In the previous post I described the two part coding challenge I was given, where I needed to write a function and a theory description for an alternative solution using a neural network:

You are given a data set where each point has 3 values - X, Y, C, where X is the x coordinate, Y is the y coordinate and C is a color (coded either as 0 or 1). For example given the following dataset:

\[\begin{array}{lcr}  2.0 & 0.0 &  0 \\  1.0 &  3.0 &  0 \\  3.0 &  1.0 &  0 \\  2.0 &  1.0 &  0 \\  0.0 &  2.0 &  0 \\  0.0 &  2.0 &  0 \\  7.0 &  7.0 &  1 \\  6.0 &  6.0 &  1 \\  8.0 &  8.0 &  1 \\  7.0 &  7.0 &  1 \\  7.0 &  6.0 &  1 \\  6.0 &  8.0 &  1 \\ \end{array}\]

Problem

The given data set here is small but you could imagine an extremely large data set such as locations on a map, or vertices in a 3D scene. Using a brute force approach still might prove expensive. Neural Networks on the other hand give a quick (?) feed forward look up or answer. How you would design a neural network to solve this problem? For a specific data set with points having 3 values (x, y, c) you want to design a network that takes three inputs $x_i$, $y_i$, $r$ and outputs a probability of the color being 0.

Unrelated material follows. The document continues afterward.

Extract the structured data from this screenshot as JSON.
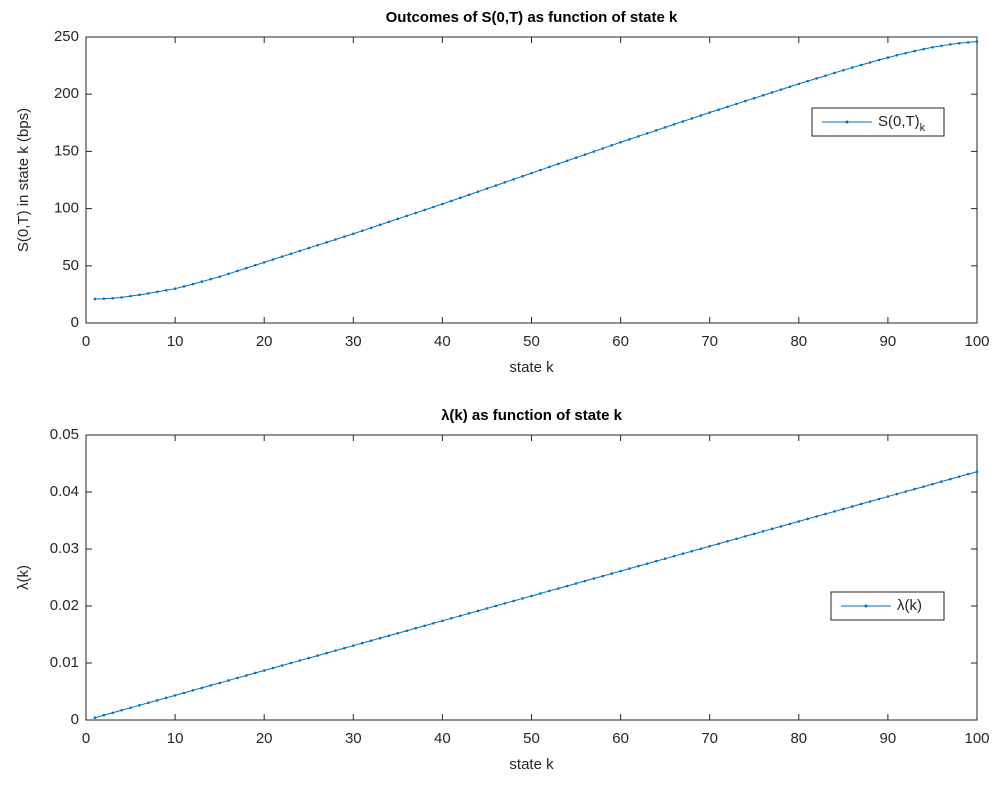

Explain what training data you would use, what kind of a network and layers you would build.

Neural Network

Let’s first consider how we, as humans would approach it. If we were given a 3D scene to look at, then it would be a visual problem and we could solve it right away. On the other hand, if we have an array of numbers - as we have above - and we don’t know what theses numbers mean and had to produce some number as an answer, then it would be most likely impossible.

Tensorflow is excellent in image recognition and therefore, a good starting point for the given problem. We can start with the well known MNIST neural network and see what it would take to tweak it for our use case.

Let’s consider our input data:

  • Given a 3D scene, we want to convert our input data to voxels in such a way that each training data is a 3D image of size [n, n, n], where n is the resolution.
  • Initialize our 3D matrix with zeros, i.e. $np.zeros((3, 3, 3))$.
  • For each data point, we are changing the corresponding voxel to 1.

Since we have a 3D scene, we will have a lot of data points, and our tensor will be of size $[batch, n, n, n]$.

We do the same for our output.

We will start with a simple neural network using maybe 2 or 3 convolution layers (i.e. tf.keras.layers.Conv3D).

We will use back-propagation to train our output layer to predict our expected output, which will return a probability graph of where it is in 3D space. With that, we can filter our result for the highest probability value and get the coordinates, which should give us all colors in the given radius and therefore a way to calculate the probability of the color being 0 of a given point in space.

That said, I might stay corrected.


Note: The idea of using a GAN model seems good but converting the input to voxels may not be such a good idea. The data will be huge, and converting all 3D data into a standard size voxels is not as easy as one might think.